The festival is unique in that public votes decide the winners of all categories by voting for their favourite roses.
Unlike most other rose competitions around the world which are judged by experts, the New Zealand Rose of the Year has been judged by the public since 2004.
New Zealand-bred McGredy roses include Dublin Bay, Gantry Bay, Sexy Rexy, Paddy Stephens, My Girl and Aotearoa.
The New Zealand Rose Society paid tribute to McGredy, calling him an icon of roses in New Zealand and around the world.
The Rose Society says he helped establish Plant Variety Rights in New Zealand, which gave plant breeders of a wide variety of species the ability to protect new cultivars and make a return on their investment in developing them.
It says he had also encouraged and supported other rose breeders in New Zealand, who are now producing many fine roses.
"May Sam rest in peace and let us treasure all those beautiful roses he created."
McGredy attended the NZ Rose of the Year awards at Hamilton Gardens in November where he presented the top award, the Sam McGredy Perpetual Challenge Award for Excellence in Roses – or The Pacific Rose Bowl – to rose breeder Rob Somerfield from Te Puna near Tauranga.

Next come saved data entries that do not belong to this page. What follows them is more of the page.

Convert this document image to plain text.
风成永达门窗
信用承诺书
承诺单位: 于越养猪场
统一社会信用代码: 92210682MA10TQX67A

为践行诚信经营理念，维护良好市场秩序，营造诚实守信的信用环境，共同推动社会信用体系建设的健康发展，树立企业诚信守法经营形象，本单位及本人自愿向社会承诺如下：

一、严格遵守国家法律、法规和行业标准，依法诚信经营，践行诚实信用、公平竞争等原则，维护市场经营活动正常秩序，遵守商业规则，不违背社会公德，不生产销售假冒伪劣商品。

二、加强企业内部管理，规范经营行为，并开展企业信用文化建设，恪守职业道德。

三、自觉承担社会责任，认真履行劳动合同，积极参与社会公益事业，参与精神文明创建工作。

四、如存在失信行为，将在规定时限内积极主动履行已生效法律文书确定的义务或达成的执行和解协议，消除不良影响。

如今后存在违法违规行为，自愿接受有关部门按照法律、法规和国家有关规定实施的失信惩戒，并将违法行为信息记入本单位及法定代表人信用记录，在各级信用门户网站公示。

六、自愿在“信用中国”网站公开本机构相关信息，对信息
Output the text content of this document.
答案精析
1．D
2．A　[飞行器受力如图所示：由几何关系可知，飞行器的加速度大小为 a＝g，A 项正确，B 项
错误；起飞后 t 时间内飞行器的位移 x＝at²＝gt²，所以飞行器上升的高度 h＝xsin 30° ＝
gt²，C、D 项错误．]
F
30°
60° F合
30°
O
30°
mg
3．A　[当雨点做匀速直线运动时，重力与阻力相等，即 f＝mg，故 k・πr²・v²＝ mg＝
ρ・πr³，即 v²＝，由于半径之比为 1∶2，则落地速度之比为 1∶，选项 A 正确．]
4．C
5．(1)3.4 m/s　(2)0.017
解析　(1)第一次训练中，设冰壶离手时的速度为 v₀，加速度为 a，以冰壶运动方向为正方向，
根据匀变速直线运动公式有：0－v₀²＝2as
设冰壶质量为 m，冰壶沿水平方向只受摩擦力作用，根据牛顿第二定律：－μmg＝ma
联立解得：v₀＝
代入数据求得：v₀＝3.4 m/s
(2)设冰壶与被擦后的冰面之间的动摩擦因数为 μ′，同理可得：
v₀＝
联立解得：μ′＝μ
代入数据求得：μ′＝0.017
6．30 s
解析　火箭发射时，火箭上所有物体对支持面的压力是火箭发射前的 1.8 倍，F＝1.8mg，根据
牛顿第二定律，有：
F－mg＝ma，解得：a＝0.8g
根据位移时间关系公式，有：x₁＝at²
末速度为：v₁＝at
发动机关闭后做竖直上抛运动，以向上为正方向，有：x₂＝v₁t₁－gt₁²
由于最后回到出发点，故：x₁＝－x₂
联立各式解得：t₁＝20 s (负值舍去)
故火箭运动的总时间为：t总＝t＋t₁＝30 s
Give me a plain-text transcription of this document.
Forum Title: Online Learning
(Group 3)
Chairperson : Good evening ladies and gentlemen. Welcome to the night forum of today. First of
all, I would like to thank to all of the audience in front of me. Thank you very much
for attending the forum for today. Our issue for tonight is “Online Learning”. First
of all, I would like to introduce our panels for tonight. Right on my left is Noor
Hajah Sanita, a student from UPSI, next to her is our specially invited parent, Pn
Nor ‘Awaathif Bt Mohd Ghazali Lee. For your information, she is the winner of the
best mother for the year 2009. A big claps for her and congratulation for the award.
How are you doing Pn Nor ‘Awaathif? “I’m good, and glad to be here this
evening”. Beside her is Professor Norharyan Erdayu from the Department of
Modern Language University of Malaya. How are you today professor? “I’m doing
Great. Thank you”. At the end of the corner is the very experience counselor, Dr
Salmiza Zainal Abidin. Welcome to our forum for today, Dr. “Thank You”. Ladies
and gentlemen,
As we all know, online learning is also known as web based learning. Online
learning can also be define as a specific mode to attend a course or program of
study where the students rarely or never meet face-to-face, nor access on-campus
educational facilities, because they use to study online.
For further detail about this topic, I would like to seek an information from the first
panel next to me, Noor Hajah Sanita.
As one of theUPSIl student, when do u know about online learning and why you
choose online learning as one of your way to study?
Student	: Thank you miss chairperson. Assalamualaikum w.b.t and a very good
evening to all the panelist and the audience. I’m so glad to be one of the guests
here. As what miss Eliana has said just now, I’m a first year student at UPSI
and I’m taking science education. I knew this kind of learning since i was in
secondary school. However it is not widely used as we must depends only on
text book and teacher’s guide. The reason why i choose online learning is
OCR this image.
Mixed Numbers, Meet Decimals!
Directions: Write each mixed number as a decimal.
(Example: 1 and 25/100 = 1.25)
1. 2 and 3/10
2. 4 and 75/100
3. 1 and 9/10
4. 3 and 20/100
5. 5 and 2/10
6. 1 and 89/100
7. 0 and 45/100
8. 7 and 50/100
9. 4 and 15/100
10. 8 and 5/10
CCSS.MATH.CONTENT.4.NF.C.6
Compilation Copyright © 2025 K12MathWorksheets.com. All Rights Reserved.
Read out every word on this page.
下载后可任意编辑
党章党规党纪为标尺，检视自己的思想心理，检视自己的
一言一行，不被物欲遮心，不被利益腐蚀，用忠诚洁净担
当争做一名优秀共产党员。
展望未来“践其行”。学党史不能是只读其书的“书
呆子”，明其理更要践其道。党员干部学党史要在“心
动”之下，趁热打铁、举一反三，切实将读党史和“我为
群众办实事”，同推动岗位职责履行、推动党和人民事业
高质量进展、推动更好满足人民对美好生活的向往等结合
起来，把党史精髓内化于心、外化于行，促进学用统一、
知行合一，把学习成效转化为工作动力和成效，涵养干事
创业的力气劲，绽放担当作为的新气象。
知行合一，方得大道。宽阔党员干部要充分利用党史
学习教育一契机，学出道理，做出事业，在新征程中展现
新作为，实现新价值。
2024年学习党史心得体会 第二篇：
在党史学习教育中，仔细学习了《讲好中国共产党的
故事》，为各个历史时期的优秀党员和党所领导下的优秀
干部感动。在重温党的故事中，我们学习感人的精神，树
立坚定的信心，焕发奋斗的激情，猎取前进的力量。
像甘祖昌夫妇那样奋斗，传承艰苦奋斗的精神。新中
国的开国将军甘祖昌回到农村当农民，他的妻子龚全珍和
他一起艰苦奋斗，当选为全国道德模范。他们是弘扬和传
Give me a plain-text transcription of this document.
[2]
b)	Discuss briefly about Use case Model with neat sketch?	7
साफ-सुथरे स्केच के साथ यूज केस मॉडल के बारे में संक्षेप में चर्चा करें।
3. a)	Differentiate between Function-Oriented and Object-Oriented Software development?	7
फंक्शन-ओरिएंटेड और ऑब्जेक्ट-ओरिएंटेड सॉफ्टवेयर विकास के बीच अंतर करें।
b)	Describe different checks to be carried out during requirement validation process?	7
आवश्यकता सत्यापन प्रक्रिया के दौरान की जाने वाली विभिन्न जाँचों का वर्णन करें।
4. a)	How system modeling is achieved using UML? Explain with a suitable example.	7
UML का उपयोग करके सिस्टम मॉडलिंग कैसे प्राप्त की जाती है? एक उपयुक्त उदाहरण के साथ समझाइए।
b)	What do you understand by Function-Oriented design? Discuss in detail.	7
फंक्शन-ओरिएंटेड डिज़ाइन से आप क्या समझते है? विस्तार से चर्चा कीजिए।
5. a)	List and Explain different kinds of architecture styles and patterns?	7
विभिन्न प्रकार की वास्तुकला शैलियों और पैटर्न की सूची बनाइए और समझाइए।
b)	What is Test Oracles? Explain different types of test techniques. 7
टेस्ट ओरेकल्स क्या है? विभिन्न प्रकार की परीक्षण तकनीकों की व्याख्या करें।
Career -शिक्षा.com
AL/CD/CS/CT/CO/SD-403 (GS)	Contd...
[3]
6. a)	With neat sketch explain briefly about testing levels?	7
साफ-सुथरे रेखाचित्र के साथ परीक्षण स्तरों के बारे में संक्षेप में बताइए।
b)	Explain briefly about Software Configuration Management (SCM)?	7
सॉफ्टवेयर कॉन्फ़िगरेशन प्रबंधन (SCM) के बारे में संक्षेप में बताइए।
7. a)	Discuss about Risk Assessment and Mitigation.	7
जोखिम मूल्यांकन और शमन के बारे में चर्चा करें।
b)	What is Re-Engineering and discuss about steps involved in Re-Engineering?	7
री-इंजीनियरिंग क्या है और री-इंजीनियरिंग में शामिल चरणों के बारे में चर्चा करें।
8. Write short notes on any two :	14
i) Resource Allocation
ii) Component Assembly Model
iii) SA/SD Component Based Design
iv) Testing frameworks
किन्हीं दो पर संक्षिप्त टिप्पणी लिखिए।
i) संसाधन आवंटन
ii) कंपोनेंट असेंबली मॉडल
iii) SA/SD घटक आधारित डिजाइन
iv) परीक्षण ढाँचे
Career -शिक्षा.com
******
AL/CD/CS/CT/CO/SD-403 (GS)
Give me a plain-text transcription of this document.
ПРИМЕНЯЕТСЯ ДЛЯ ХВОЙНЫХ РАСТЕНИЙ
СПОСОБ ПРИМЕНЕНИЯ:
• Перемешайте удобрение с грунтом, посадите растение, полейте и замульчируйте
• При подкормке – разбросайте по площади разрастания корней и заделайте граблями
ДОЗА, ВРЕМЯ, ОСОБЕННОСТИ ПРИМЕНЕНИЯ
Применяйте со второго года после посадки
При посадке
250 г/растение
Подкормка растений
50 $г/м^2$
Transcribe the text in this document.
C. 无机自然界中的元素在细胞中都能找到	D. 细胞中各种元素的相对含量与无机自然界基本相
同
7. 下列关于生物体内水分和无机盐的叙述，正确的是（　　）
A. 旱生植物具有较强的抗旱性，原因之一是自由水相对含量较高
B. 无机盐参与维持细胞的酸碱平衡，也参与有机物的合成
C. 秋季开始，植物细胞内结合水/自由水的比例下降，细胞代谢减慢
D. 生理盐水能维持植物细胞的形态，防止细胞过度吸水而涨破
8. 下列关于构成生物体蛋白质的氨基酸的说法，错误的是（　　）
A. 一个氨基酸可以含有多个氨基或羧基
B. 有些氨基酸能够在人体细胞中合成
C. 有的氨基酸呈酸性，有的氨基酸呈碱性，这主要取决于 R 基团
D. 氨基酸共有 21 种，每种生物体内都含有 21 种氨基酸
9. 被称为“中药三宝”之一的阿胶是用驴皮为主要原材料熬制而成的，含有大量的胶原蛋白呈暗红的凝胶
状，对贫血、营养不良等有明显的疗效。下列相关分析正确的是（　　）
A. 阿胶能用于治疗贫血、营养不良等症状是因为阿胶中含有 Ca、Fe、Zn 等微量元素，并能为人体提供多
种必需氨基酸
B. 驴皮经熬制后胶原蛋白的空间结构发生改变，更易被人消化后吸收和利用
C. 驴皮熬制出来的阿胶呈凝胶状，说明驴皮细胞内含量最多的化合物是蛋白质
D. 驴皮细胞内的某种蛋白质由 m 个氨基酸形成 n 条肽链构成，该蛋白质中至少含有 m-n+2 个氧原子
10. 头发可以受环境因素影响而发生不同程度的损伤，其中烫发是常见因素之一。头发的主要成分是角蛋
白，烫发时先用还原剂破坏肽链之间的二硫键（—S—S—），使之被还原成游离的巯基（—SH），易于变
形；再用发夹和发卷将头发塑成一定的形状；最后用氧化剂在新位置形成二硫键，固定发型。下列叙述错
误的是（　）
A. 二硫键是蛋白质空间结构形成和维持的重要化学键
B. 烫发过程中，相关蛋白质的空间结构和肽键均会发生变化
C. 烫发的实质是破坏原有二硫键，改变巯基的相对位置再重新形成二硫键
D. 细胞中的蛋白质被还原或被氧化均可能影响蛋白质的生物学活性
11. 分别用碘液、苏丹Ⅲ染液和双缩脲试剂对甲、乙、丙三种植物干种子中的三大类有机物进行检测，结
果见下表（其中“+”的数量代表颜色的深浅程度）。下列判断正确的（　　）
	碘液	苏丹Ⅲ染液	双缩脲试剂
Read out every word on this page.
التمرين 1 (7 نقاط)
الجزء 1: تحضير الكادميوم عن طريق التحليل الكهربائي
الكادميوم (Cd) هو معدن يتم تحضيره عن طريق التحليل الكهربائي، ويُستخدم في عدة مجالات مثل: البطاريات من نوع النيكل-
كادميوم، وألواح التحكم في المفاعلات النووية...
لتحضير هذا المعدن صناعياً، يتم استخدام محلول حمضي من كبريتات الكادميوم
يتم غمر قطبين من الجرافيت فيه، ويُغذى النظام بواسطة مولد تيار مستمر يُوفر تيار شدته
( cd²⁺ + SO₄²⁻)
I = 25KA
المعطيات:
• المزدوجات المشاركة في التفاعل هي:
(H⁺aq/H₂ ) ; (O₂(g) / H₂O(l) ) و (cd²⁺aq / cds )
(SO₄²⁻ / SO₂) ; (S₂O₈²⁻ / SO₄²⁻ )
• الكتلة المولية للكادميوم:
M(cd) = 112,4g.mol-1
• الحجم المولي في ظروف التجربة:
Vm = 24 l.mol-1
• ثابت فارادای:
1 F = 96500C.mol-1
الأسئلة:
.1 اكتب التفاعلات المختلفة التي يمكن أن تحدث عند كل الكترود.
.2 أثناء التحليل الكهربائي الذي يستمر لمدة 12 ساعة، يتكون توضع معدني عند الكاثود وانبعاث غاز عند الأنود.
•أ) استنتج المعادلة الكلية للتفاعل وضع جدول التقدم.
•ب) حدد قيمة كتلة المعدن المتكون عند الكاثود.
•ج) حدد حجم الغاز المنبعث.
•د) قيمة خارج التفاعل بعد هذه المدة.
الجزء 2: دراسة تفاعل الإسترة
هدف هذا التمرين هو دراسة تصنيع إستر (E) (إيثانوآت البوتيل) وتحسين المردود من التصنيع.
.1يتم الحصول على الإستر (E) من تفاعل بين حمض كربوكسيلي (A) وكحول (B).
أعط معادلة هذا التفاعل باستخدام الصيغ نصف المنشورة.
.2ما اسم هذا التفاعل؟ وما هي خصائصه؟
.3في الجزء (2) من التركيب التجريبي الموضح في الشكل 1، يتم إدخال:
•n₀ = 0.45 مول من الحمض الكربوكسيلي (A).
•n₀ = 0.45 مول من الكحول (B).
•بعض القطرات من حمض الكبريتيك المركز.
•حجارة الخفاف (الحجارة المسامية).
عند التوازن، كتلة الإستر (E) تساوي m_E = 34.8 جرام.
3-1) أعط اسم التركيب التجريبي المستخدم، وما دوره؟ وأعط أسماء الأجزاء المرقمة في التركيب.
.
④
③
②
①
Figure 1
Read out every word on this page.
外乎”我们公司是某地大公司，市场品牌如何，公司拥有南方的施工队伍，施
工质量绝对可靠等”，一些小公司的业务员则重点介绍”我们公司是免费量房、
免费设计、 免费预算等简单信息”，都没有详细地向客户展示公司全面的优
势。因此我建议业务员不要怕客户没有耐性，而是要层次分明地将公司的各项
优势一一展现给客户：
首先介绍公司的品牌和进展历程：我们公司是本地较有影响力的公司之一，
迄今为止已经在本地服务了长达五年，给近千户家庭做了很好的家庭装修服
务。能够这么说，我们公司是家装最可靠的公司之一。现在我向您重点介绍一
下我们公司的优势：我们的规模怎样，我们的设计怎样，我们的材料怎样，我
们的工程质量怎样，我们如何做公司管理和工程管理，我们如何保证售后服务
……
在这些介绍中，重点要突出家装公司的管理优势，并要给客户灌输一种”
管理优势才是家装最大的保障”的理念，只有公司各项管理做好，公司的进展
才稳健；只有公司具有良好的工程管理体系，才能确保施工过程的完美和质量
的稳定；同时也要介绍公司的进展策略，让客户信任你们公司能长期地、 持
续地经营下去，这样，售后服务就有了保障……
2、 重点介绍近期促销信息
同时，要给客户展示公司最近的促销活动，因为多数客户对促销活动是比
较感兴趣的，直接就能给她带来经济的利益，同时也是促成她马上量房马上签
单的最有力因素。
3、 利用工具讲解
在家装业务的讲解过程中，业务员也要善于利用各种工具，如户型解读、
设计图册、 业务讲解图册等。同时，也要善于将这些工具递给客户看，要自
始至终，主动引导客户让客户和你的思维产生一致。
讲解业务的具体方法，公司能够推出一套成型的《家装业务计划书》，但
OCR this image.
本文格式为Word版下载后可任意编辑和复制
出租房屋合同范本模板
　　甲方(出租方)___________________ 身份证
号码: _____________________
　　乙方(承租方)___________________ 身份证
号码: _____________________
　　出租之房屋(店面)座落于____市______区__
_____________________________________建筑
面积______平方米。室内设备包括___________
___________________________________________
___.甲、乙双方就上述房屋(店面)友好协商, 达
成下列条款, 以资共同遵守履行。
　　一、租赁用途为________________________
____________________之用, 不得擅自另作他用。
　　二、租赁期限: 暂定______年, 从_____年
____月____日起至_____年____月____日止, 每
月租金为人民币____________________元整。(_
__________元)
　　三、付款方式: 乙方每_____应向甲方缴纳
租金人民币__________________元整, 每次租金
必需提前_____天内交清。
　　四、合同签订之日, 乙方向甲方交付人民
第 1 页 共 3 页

Somerfield who was winning the trophy for the fifth time,is acknowledged as probably New Zealand's leading rose breeder, after McGredy.
The festival also awards the Sam McGredy Perpetual Challenge Award for Excellence in Roses.
The festival takes place under the Pacific Accord of Friendship. McGredy initiated the friendship affiliation with the common objective of promoting roses worldwide.
The festival is named after the trophy awarded to the winner of the New Zealand Rose of the Year Trials.
The accord includes trial gardens in Adelaide, Australia; Rose Hills, California and Gifu, Japan.
Representatives from these gardens regularly attend each other's events and are committed to promoting roses around the world.
Born in Portadown, Northern Ireland, Sam was only 2 when his father died leaving him heir to the family rose nursery, established by his great-grandfather, the first Samuel McGredy, in 1880.
The nursery was requisitioned during World War II for the growing of vegetables and on his return from the United States at the end of the war, the schoolboy found "half-a-dozen scungy glasshouses filled with tomatoes and no one who knew anything about roses".
At its peak under his stewardship, the nursery grew one million plants on 120ha and had 160 staff.
From about 60,000 seedlings a year, two or three were chosen for release to the market.
After several friends and business associates, both Catholic and Protestant, were murdered during the troubles in Northern Ireland, Sam decided to move to another country, preferably one where he wouldn't be so reliant on greenhouses.
He and his family arrived in New Zealand in 1972.
He is survived by his wife, Jillian, his children and grandchildren.